Here is the thing, if we were just looking for the 13 year-olds who instead of picking up a Playboy picked up something much more sinister, then stopping this problem would be easy.  But the reality is everybody enters pornography on garden variety heterosexual pornography.  Only for some, does the quest for a higher high lead them seeking darker and darker material, until they have gone too far.  

One of the key findings of the John Jay report, the study commissioned by the Catholic Church on their scandal called by some professionals the most comprehensive study of child sexual abuse ever, was that most Priests involved in the abuse were ordained before 1960.  In other words, they made a decision to live a celibate life in a pre-Playboy, pre-pornographic world.  They were then confronted with the sexual revolution, some caved.  This is not about excusing their behavior, but understanding it with the goal of prevention.

But this is going to be a tough conversation.  Are we moving towards curbing access to pornography in our culture?  Quite the opposite.   Over the past 25 years, we have moved from the adult bookstore in the shady part of town to pornography piped into every hotel room, every household with cable TV, and available free on the internet at the public library (most libraries do not filter out porn because they consider that censorship).  We are inundating people with this poison, which means we could be producing a new wave of child sexual abusers, larger than any before.

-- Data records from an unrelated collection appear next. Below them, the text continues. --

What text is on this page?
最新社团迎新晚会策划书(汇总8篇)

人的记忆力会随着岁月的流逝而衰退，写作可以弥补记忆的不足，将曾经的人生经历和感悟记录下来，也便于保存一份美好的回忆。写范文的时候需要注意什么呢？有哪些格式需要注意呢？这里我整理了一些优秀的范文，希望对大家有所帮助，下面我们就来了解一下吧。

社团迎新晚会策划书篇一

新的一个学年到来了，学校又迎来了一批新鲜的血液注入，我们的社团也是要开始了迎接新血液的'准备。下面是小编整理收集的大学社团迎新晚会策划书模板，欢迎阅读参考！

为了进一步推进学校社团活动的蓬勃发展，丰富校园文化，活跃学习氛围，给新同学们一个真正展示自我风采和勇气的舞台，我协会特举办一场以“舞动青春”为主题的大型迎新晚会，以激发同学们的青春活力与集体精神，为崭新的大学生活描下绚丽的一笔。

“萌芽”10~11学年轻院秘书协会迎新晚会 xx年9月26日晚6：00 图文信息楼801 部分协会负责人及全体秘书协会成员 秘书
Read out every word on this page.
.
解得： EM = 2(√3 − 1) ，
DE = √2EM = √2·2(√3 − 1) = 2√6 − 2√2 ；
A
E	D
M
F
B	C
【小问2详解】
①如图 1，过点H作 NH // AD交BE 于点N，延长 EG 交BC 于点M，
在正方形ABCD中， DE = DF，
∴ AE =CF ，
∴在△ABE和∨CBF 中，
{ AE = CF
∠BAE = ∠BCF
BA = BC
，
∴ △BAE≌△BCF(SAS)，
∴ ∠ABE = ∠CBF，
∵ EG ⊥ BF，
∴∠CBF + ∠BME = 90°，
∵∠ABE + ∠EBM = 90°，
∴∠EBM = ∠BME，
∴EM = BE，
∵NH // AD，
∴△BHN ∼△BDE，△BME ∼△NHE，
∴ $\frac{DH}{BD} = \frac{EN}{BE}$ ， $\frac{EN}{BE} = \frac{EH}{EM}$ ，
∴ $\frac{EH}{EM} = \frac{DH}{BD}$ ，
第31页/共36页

The crux of this debate will be, are we willing to restrict adult access to pornography so that we can put children first?  Not saying eliminate it (it’s been around since the dawn of man), but recognize that not everyone can handle it and put some kind of barriers up to consumption.  Because if we are not, then we as a society are saying, that just as we have decided with abortion and divorce, we will once again orientate our society around what we adults want, not what our children need.  The only silver lining there is that world history has shown that societies not geared towards bearing fruit quickly die out, that may be ultimately in our children’s best interest if we keep going down this dark path.